Fast forward to now and TCA, while an older measure of performance, is ripe for adjustment and refinement, the panelists agreed. While back in the 1990s there were only a handful of straight line post-trade TCA providers, now there are myriad vendors peddling not just post-trade products but TCA that includes pre- and intra-trade information. And armed with newer products and information isn’t just about knowing how you are performing.

“Not knowing costs money,” said Michael Mollemans, Pavilion Global Markets’ Head of APAC Sales Trading, referring to the danger of not knowing the details of market microstructure and how it impacts routing decisions. “If you want the full picture of TCA and costs, you need to include some qualitative aspects into TCA that cover the entire trading process. You have to be able to anticipate changes in the marketplace.”

“Five years ago we had navigation systems that told you the best way to get you from point A to point B. Today we have Waze, which takes real-time traffic conditions into account when making that recommendation. We see TCA evolving in a very similar manner,” Stino Milito, Co-COO of Dash Financial Technologies added. “TCA doesn’t have to be limited to being inside of an OMS or EMS or those providers – keeping it there really limits your options.”

Liquidmetrix’s Yegerman added that TCA providers such as his firm need to remain flexible in the systems they create and the always evolving market structures.

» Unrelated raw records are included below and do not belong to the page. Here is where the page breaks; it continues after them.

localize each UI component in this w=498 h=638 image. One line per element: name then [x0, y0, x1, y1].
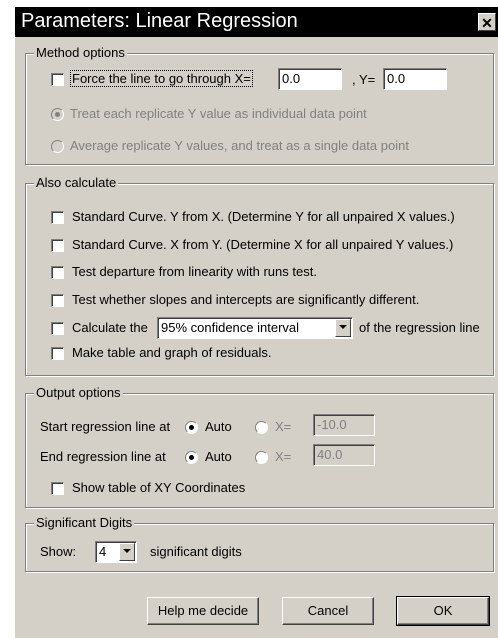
std-curve-y-from-x-label[interactable]: Standard Curve. Y from X. (Determine Y f… — [72, 209, 455, 224]
chevron-down-icon[interactable] — [119, 543, 135, 561]
start-regression-label: Start regression line at — [40, 419, 171, 434]
also-calculate-group: Also calculate Standard Curve. Y from X.… — [25, 175, 495, 377]
help-button-label: Help me decide — [157, 603, 249, 618]
interval-type-select[interactable]: 95% confidence interval — [157, 317, 353, 339]
ok-button-label: OK — [433, 603, 453, 618]
significant-digits-legend: Significant Digits — [34, 515, 135, 530]
calculate-interval-checkbox[interactable] — [51, 322, 64, 335]
method-options-legend: Method options — [34, 45, 127, 60]
treat-each-label[interactable]: Treat each replicate Y value as individu… — [70, 106, 367, 121]
residuals-checkbox[interactable] — [51, 347, 64, 360]
start-x-input[interactable]: -10.0 — [313, 414, 375, 436]
dialog-title: Parameters: Linear Regression — [21, 10, 298, 32]
title-bar[interactable]: Parameters: Linear Regression ✕ — [15, 7, 498, 37]
treat-each-radio[interactable] — [51, 108, 64, 121]
start-x-radio[interactable] — [255, 421, 268, 434]
calculate-the-label[interactable]: Calculate the — [72, 320, 148, 335]
help-me-decide-button[interactable]: Help me decide — [147, 597, 259, 625]
cancel-button[interactable]: Cancel — [282, 597, 374, 625]
close-button[interactable]: ✕ — [478, 13, 496, 31]
start-x-label[interactable]: X= — [275, 419, 291, 434]
average-replicates-label[interactable]: Average replicate Y values, and treat as… — [70, 138, 409, 153]
output-options-legend: Output options — [34, 385, 123, 400]
radio-selected-dot — [55, 112, 60, 117]
force-y-input[interactable]: 0.0 — [383, 68, 447, 90]
start-auto-label[interactable]: Auto — [205, 419, 232, 434]
digits-value: 4 — [99, 544, 107, 559]
average-replicates-radio[interactable] — [51, 140, 64, 153]
slopes-test-label[interactable]: Test whether slopes and intercepts are s… — [72, 292, 419, 307]
radio-selected-dot — [189, 455, 194, 460]
end-x-input[interactable]: 40.0 — [313, 444, 375, 466]
show-digits-label: Show: — [40, 544, 77, 559]
end-auto-radio[interactable] — [185, 451, 198, 464]
force-x-input[interactable]: 0.0 — [278, 68, 342, 90]
end-auto-label[interactable]: Auto — [205, 449, 232, 464]
std-curve-y-from-x-checkbox[interactable] — [51, 211, 64, 224]
runs-test-checkbox[interactable] — [51, 266, 64, 279]
end-x-radio[interactable] — [255, 451, 268, 464]
std-curve-x-from-y-checkbox[interactable] — [51, 239, 64, 252]
ok-button[interactable]: OK — [396, 596, 490, 626]
significant-digits-suffix: significant digits — [150, 544, 242, 559]
linear-regression-dialog: Parameters: Linear Regression ✕ Method o… — [14, 6, 498, 638]
show-xy-table-label[interactable]: Show table of XY Coordinates — [72, 480, 245, 495]
start-auto-radio[interactable] — [185, 421, 198, 434]
cancel-button-label: Cancel — [307, 603, 349, 618]
interval-type-value: 95% confidence interval — [161, 320, 300, 335]
force-line-checkbox[interactable] — [51, 73, 64, 86]
end-regression-label: End regression line at — [40, 449, 166, 464]
radio-selected-dot — [189, 425, 194, 430]
force-line-label[interactable]: Force the line to go through X= — [70, 70, 253, 87]
digits-select[interactable]: 4 — [95, 541, 137, 563]
method-options-group: Method options Force the line to go thro… — [25, 45, 495, 166]
chevron-down-icon[interactable] — [335, 319, 351, 337]
force-y-label: , Y= — [352, 72, 376, 87]
std-curve-x-from-y-label[interactable]: Standard Curve. X from Y. (Determine X f… — [72, 237, 453, 252]
output-options-group: Output options Start regression line at … — [25, 385, 495, 509]
residuals-label[interactable]: Make table and graph of residuals. — [72, 345, 271, 360]
runs-test-label[interactable]: Test departure from linearity with runs … — [72, 264, 317, 279]
also-calculate-legend: Also calculate — [34, 175, 119, 190]
of-regression-label: of the regression line — [359, 320, 480, 335]
close-icon: ✕ — [481, 15, 493, 31]
end-x-label[interactable]: X= — [275, 449, 291, 464]
slopes-test-checkbox[interactable] — [51, 294, 64, 307]
significant-digits-group: Significant Digits Show: 4 significant d… — [25, 515, 495, 573]
show-xy-table-checkbox[interactable] — [51, 482, 64, 495]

He sees TCA as becoming more thematic in terms of addressing broad themes in the market structure – such as the usage of RFQ exchanges in Europe or Canada’s move towards refining its trade analytics and algorithms.

“TCA is always number four on the buy-sides’ list of priorities, numbers one through three always change and shift,” Yegerman quipped. “But number four always stays the same.”

Employees Retirement System of Texas’s Clements said that he sees TCA usage falling into two groups – clients who use it as a compliance box-checking exercise, and those who use it to help improve decision making and drive performance. And he reiterated he uses it for the latter and not the former.

So, what about artificial intelligence and machine learning? Are they being incorporated into TCA systems of the future?

“The future of TCA is it being able to determine which brokers and algos are suitable at one moment in time and then recalibrating itself for future moments,” Dash’s Milito said. “TCA should recalibrate with every trade and order.”

And while that made sense to the session’s panelists, it has yet to be seen in current market offerings. Liquidmetrix’s Yegerman and Pavilion’s Mollemans said the inclusion of AI or ML remains more hype and marketing hyperbole than anything else.

“We really need now is TCA for blocks. We’re in the markets for that,” Mollemans said. “Now.”